Генерал, довольный поведением старшего сына, был страшно недоволен наклонностями младшего, тем более, что, как Иаков, он больше любил младшего.
Борясь всеми силами против пристрастия, в котором генерал упрекал себя, он не мог не сознаться, что он был бы гораздо счастливее, если бы Генри вздумал подражать своему брату, даже если бы роли их совершенно переменились! Но, по-видимому, этому желанию не суждено было осуществиться. Во время пребывания обоих братьев в колледже награды, получаемые Нигелем, не могли вознаградить генерала за огорчения, причиняемые шалостями младшего сына.
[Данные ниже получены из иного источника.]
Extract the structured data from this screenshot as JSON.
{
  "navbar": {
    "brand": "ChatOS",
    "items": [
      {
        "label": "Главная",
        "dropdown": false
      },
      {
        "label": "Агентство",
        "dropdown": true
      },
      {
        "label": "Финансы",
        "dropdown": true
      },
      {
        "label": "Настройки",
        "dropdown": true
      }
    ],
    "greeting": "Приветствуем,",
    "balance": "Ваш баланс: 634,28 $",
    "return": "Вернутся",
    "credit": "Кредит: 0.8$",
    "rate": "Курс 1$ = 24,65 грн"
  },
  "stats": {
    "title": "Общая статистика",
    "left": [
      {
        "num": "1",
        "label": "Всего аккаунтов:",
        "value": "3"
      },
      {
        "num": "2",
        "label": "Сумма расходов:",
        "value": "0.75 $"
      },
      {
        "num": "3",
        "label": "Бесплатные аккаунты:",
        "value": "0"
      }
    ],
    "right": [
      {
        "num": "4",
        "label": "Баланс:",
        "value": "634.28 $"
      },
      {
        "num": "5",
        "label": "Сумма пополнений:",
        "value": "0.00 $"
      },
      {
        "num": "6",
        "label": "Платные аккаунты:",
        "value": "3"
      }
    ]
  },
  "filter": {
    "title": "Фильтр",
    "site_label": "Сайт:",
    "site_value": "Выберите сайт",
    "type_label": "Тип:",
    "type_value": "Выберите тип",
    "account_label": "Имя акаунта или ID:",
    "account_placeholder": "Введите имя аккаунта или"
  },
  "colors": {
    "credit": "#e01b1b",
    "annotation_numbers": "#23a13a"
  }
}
Надо сказать еще, что Нигель ревностно превозносил свои заслуги и неутомимо доносил о всяком безрассудстве своего брата. Генри редко писал отцу; впрочем, письма его только подтверждали сообщения старшего брата, ибо в них заключались исключительно просьбы выслать деньги.
Бывший солдат, великодушный до расточительности, не отказывал ни в чем; его заботила не высланная сумма денег, а то, как она будет истрачена.
Окончив учение, молодые люди наслаждались периодом праздности, во время которого школьная личинка превращается в бабочку и пробует свои силы.
Если между братьями и существовала старая вражда, то с виду это заметить было трудно. Скорее казалось, что они питали друг к другу искреннюю братскую дружбу.
Генри был прямой и откровенный; Нигель сдержанный и молчаливый. Слепо повинуясь малейшим желаниям своего отца, Нигель в то же время выказывал ему глубокое уважение.
Генри же, нисколько не заботясь о выражении знаков внешнего почтения, не думал, что оказывает непочтительность отцу, возвращаясь не вовремя домой и бросая деньги на ветер. Подобное поведение оскорбляло генерала и подвергало тяжкому испытанию его любовь к младшему сыну.
Наконец, наступил момент, когда должна была всплыть наружу взаимная антипатия между братьями. Поводом к этому послужило новое чувство, под влиянием которого самая горячая братская любовь часто переходит в ненависть. Чувство это было любовь к одной и той же женщине.
Мисс Бэла Мейноринг была молодая девушка, красота и обаяние которой могли вскружить голову и не таким молокососам, как Нигелю и Генри. Она была на несколько лет старше сыновей генерала Гардинга, и красота ее была в полном расцвете. Имя ее как нельзя больше соответствовало ее наружности. Это была красавица из красавиц в целом графстве Букс.
Отец ее, полковник индийских войск, умер в Пенджабе. Менее счастливый, чем генерал Гардинг, он оставил своей вдове ровно столько, что она могла купить себе только скромный домик недалеко от парка Бичвуд: весьма опасное соседство для молодых людей, едва вышедших из пеленок отрочества, достаточно богатых, чтобы не заботиться о будущем, и мечтающих об ухаживании.
Имение генерала оценивалось, по меньшей мере, в сто тысяч фунтов. Человек, который не может жить на половину этой суммы, не способен, конечно, ее и увеличить. Не было никакой причины предполагать, чтобы это состояние в один прекрасный день было разделено не поровну. Генерал Гардинг был не такой человек, чтобы одного сына обогатить за счет другого.